Uma exceção entre os clichês adolescentes

Crítica: Chemical Hearts (2020)

Raiana Viana


A Química Que Há Entre Nós (2020) é o mais novo filme original do Amazon Prime Video, uma adaptação do livro de mesmo nome para jovens-adultos da autora Krystal Sutherland. Roteirizado e dirigido por Richard Tanne (Southside With You, de 2016), o longa surpreende ao apresentar algo diferente dentro do gênero de romance adolescente. O clichê do primeiro amor na adolescência está presente, mas ao longo do filme, ele deixa claro para o espectador que está contando o clichê de uma forma diferente, focada na perda do amor e na superação de traumas.


Os dois personagens principais do filme estão ali para contar duas histórias diferentes, histórias que se encontram e que, no fim, se tornam apenas mais um aprendizado na vida de jovens adultos, prontos para uma vida além do colegial. Quando Grace (Lili Reinhart) é apresentada como uma nova estudante transferida para a escola de Henry (Austin Abrams), é previsível o que esta por vir: eles irão se apaixonar ou pelo menos se envolver. E também está claro desde o inicio que Grace passou por algum trauma em sua vida, uma bagagem bem diferente de Henry, apenas um adolescente comum que é editor do jornal da escola. É nesse conflito de histórias que o filme consegue se diferenciar dos demais romances adolescentes.

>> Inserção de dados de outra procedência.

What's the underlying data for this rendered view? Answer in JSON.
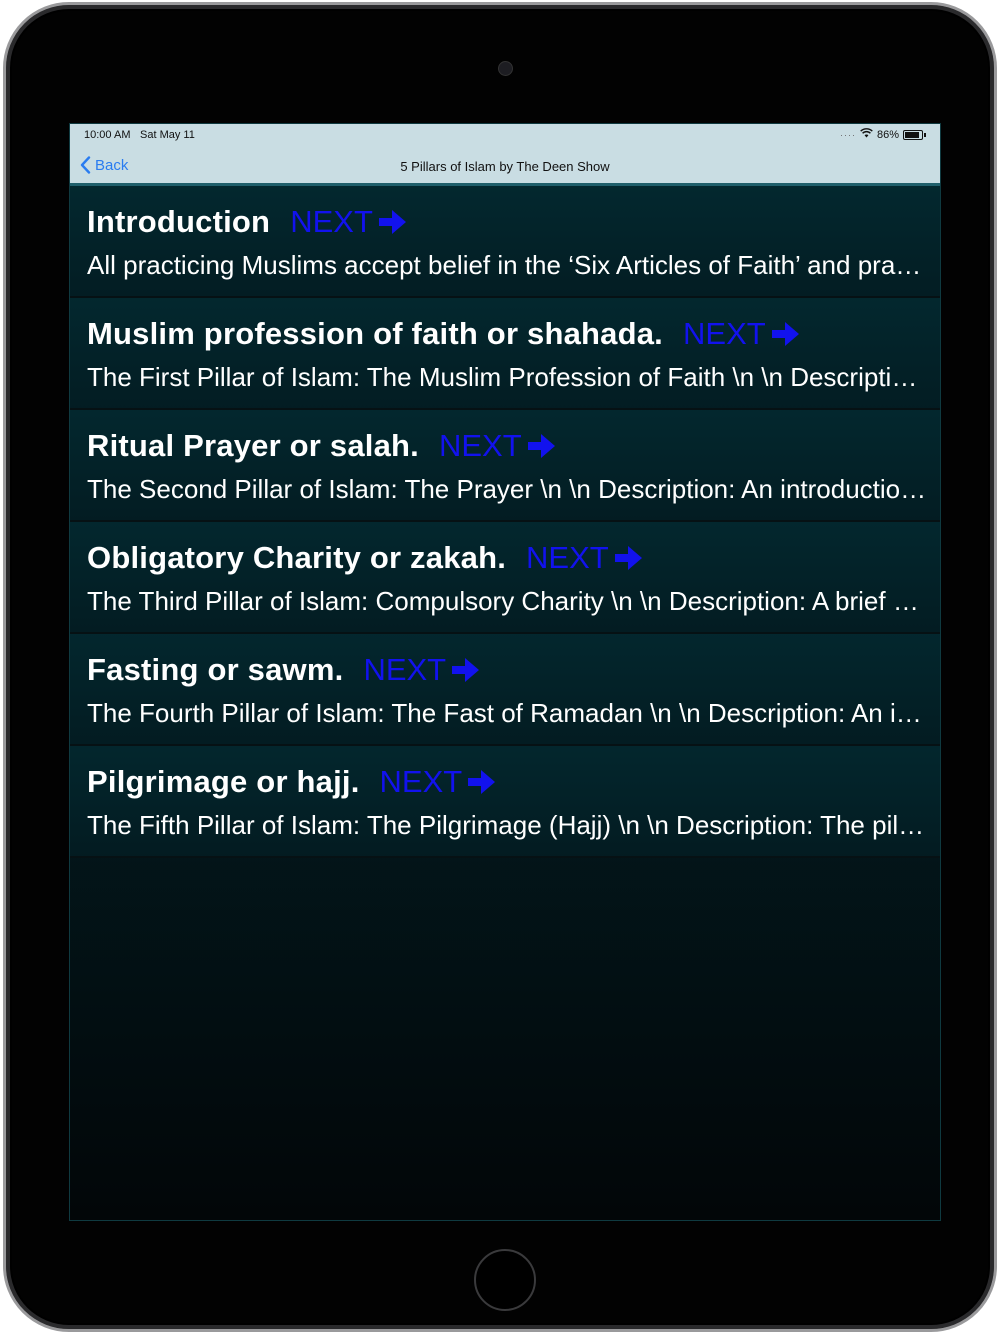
{
  "status": {
    "time": "10:00 AM",
    "date": "Sat May 11",
    "battery": "86%",
    "battery_level": 0.86
  },
  "nav": {
    "back_label": "Back",
    "title": "5 Pillars of Islam by The Deen Show"
  },
  "items": [
    {
      "title": "Introduction",
      "next_label": "NEXT",
      "description": "All practicing Muslims accept belief in the ‘Six Articles of Faith’ and practice the Five Pillars of Islam"
    },
    {
      "title": "Muslim profession of faith or shahada.",
      "next_label": "NEXT",
      "description": "The First Pillar of Islam: The Muslim Profession of Faith \\n \\n Description: The testimony of faith"
    },
    {
      "title": "Ritual Prayer or salah.",
      "next_label": "NEXT",
      "description": "The Second Pillar of Islam: The Prayer \\n \\n Description: An introduction to the prayer"
    },
    {
      "title": "Obligatory Charity or zakah.",
      "next_label": "NEXT",
      "description": "The Third Pillar of Islam: Compulsory Charity \\n \\n Description: A brief overview of zakah"
    },
    {
      "title": "Fasting or sawm.",
      "next_label": "NEXT",
      "description": "The Fourth Pillar of Islam: The Fast of Ramadan \\n \\n  Description: An introduction to fasting"
    },
    {
      "title": "Pilgrimage or hajj.",
      "next_label": "NEXT",
      "description": "The Fifth Pillar of Islam: The Pilgrimage (Hajj) \\n \\n Description: The pilgrimage to Makkah"
    }
  ],
  "icons": {
    "back": "chevron-left-icon",
    "next": "arrow-right-icon",
    "wifi": "wifi-icon",
    "battery": "battery-icon"
  },
  "colors": {
    "accent_link": "#2a7cf0",
    "next": "#1212ee",
    "nav_bg": "#c9dde3",
    "row_bg": "#032a31"
  }
}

Há diversos filmes por aí que usam o trauma de um dos personagens para estremecer um relacionamento estabelecido, mas o que A Química Que Há Entre Nós faz não é fugir dos clichês, e sim usá-los bem, dentro de sua proposta. A jornada de Henry e Grace é contada de uma forma melancólica, expondo uma vulnerabilidade fiel ao mundo real. Não há cenas de heroísmo, brigas bobas ou confusões excessivas. São apenas adolescentes vivendo o primeiro amor, superando traumas e perdas. A estética fria do filme é intensa até em momentos de romantismo, deixando claro que um deles está sim vivendo o primeiro amor, porém o outro está lutando para seguir em frente e superar o trauma vivido. E o principal acerto do filme está no percurso de Grace, respeitando sua batalha emocional e não entregando a solução de seus problemas prontamente, especialmente ao não tratar Henry como o seu salvador.

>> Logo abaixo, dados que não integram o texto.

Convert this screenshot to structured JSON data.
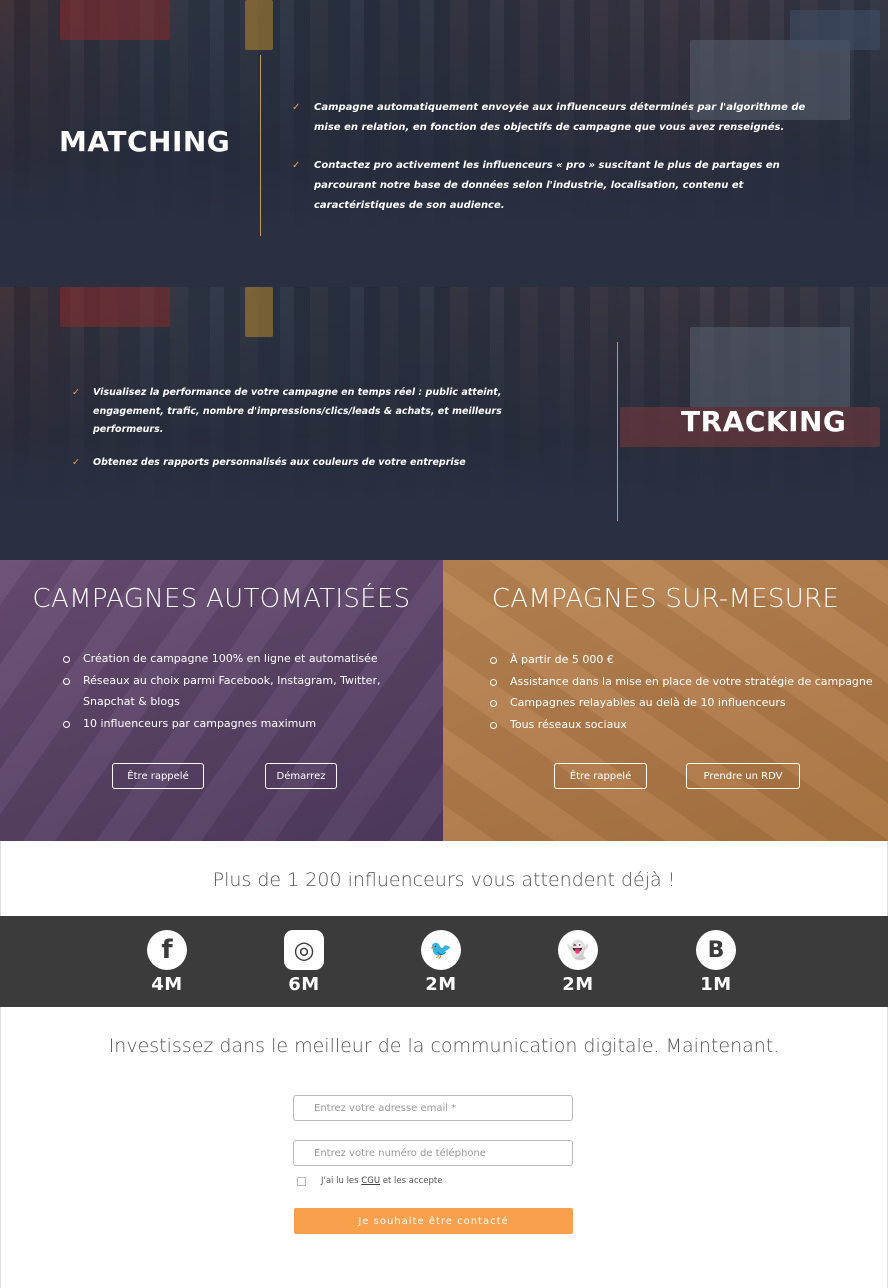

Sendo o enredo de Grace a maior carga dramática, é de se esperar que Lili Reinhart carregue o filme, e ela entrega muito bem. Fica claro o desperdício do talento da atriz em series como Riverdale (2017 - )! Porém, apesar de sua ótima atuação, as falas que o roteiro entrega à Grace, são por vezes tão maduras que criam um contraste grande com o personagem de Henry e até com o próprio contexto do filme. E apesar de dar um novo ar para alguns clichês, o longa não deixa de cair neles, derrapando na breguice, principalmente em seu clímax. A romantização da dor também é outro problema. Para um filme que se mostra tão melancólico e pragmático em sua maior parte, idealizar a dor de seus personagens dessa forma em certas cenas é um desserviço.

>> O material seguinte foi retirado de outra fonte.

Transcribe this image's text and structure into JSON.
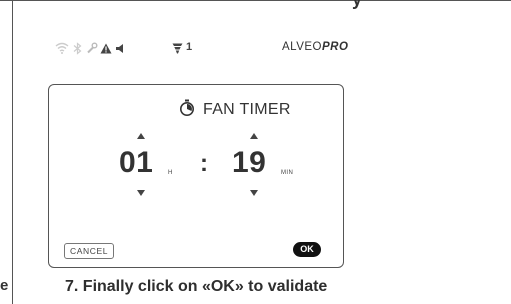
{
  "page": {
    "cut_heading": "y",
    "cut_left_char": "e",
    "caption": "7. Finally click on «OK» to  validate"
  },
  "statusbar": {
    "icons": [
      "wifi-icon",
      "bluetooth-icon",
      "wrench-icon",
      "warning-icon",
      "speaker-icon",
      "filter-icon"
    ],
    "filter_count": "1",
    "brand_regular": "ALVEO",
    "brand_bold": "PRO"
  },
  "dialog": {
    "icon": "timer-icon",
    "title": "FAN TIMER",
    "hours": "01",
    "hours_unit": "H",
    "separator": ":",
    "minutes": "19",
    "minutes_unit": "MIN",
    "cancel_label": "CANCEL",
    "ok_label": "OK"
  },
  "colors": {
    "text": "#333333",
    "ok_button_bg": "#111111",
    "status_icons_light": "#cccccc",
    "status_icons_dark": "#444444"
  }
}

A Química Que Há Entre Nós é um drama frio e triste que trata do limbo adolescente, um limbo de primeiros amores, primeiras desilusões, amizades, perdas e traumas, tudo isso envolto de uma nuvem de incerteza que representa a vida adulta que está por vir. Um filme que está longe de ser perfeito, e que, apesar de escorregar em alguns clichês, se mantém em sua proposta. E através de uma visão mais crua e verdadeira, entrega algo a mais para o gênero adolescente.